Note that this data omits the contributions of Political Action Committees associated with FFI, such as Petroleum Marketers & Convenience Store Association (PMCA) of Kansas.  It omits, other polluting industries such as large cattle feed operations (or other factory farms the rely on petroleum heavy chemicals).  Finally, it omits organizations and businesses that may get direct financial support from Koch Industries, such as the Kansas Chamber of commerce.  All of which we will have data on later this year.

 

The role of Charles and David Koch and their network of collaborators has received considerable scholarly and reportorial attention at the national level, including its network of influence across the country, its lobbying, its incubation of a movement consisting of hundreds of corporate interest groups and organizations.  But very little research has been done on their impact on state elections and policy.  KPI is working to fill that gap for the state of Kansas.  Koch Industries is headquartered in Wichita, also the native city of the Koch brothers.  This makes Kansas the epicenter of the Koch phenomenon.

 

 

Footnotes:
1. “Gut and Go” is Kansas statehouse jargon for an anti-democratic procedure which can avoid committee hearings and/or prevent amendments from the floor in the other house.
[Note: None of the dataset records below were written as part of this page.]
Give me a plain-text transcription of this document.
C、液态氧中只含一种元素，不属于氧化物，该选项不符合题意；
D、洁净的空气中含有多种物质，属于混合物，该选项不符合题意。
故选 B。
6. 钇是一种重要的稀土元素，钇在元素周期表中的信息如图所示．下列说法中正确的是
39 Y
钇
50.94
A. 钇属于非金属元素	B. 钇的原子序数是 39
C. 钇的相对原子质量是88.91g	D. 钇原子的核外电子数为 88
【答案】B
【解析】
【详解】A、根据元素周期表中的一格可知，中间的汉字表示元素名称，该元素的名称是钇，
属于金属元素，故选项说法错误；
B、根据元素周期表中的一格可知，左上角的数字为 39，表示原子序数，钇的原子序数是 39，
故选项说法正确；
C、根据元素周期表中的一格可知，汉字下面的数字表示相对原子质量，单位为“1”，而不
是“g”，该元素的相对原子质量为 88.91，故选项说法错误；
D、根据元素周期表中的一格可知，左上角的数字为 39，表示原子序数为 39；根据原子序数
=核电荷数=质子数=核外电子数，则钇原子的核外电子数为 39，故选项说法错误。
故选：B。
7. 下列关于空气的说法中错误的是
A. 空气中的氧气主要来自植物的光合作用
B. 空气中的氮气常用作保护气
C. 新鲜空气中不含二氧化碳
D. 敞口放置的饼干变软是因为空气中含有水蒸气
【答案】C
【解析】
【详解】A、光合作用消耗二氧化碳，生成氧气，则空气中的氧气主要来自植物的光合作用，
The trick is to take a bill that has already passed the other house, keep the bill number but completely replace the contents with an unrelated bill the leadership wants to pass.

2. Fossil Fuel Interests (FFI), for the purposes of this preliminary research and article, is defined narrowly as businesses directly involved in the generation of chemicals that are known greenhouse gas emmitors, such as coal and gas. We included electric companies that generate most of their electricity from coal or gas. We did not include transmission-only utility companies.